Mais le plus grand imprévu est celui de l’amour, et voici que s’invite Waltz for the Moon dans sa rondeur délicatement romantique, dont un segment plus taquin rappelle la célèbre scène du bal où Linoa mène la danse.
La légèreté n’est que de courte durée, alors qu’éclate la toujours aussi entraînante The Landing, à laquelle Wanamo a laissé sa frénésie guerrière, tout en y glissant successivement le thème des sorcières, tout en menace cristalline, et The Oath. La suite plonge dans un passage ambigu, où couvent à la fois une menace sourde et l’attraction ensorcelante d’Edea – celle-là même qui a déjà consumé Seifer. Une évocation orchestrale du fameux fithos lusec wecos vinosec dissipe le doute, et la mélodie prend la forme plus énergique de Premonition, suivie de The Landing, qui cèdent finalement la place à Don’t be Afraid, comme un bref moment de bravoure de Squall.
Il se laisse pourtant dévorer par la ritournelle éthérée de The Extreme, qui exacerbe plus encore le conflit. Une grande marche commence : tout l’orchestre est traversé par le jeu de réponses entre le thème des sorcières et The Oath – le mal contre le courage, jusqu’à ce que ce dernier, rejoint par Eyes On Me, image de Linoa, entraîne le triomphe dans une apothéose amoureuse. Tout s’achève par le miroitement paisible des mélodies entrelacées de The Oath, Ami et Eyes On Me, car la victoire a été acquise sans héroïsme inutile. Et la pièce de se clore sur de superbes harmoniques apaisées…

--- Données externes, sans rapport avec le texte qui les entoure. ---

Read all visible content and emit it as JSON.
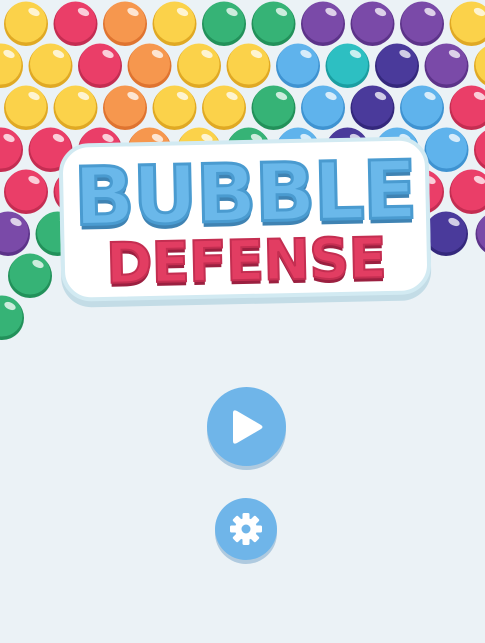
{
  "game": {
    "title_line_1": "BUBBLE",
    "title_line_2": "DEFENSE"
  },
  "controls": {
    "play_icon": "play-icon",
    "settings_icon": "gear-icon"
  },
  "colors": {
    "background": "#ebf2f6",
    "title_blue": "#6ab8ea",
    "title_red": "#e23d62",
    "button_blue": "#6fb5e9"
  },
  "bubble_rows": [
    [
      "yellow",
      "red",
      "orange",
      "yellow",
      "green",
      "green",
      "purple",
      "purple",
      "purple",
      "yellow"
    ],
    [
      "yellow",
      "yellow",
      "red",
      "orange",
      "yellow",
      "yellow",
      "blue",
      "cyan",
      "navy",
      "purple",
      "yellow"
    ],
    [
      "yellow",
      "yellow",
      "orange",
      "yellow",
      "yellow",
      "green",
      "blue",
      "navy",
      "blue",
      "red"
    ],
    [
      "red",
      "red",
      "red",
      "orange",
      "yellow",
      "green",
      "blue",
      "navy",
      "blue",
      "blue",
      "red"
    ],
    [
      "red",
      "red",
      "yellow",
      "yellow",
      "yellow",
      "green",
      "navy",
      "navy",
      "red",
      "red"
    ],
    [
      "purple",
      "green",
      "",
      "",
      "",
      "",
      "",
      "",
      "navy",
      "purple",
      "purple"
    ],
    [
      "green"
    ],
    [
      "green"
    ]
  ]
}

Final Fantasy V – Library of Ancients

Intitulée Library of Ancients (« la bibliothèque des anciens »), la suite consacrée à Final Fantasy V est une impressionnante réécriture signée Jonne Valtonen. Celui-ci a fait le choix étonnant d’utiliser Musica Machina, le thème rude et répétitif des ruines de Ronka, pour ponctuer son récit comme une incessante marche en avant. En évoquant cette antique construction aérienne, il imagine les héros voler de péripétie en péripétie dans leur grande quête pour retrouver les cristaux et vaincre l’horrible Exdeath. Toute l’étrangeté du monde de FFV s’y exprime, alors que les morceaux sont rarement retranscrits tels quels, mais déployés dans de nombreuses variations tour à tour inquiétantes, mystérieuses ou introspectives… jusqu’à un final démesurément triomphal. Un voyage absolument grandiose.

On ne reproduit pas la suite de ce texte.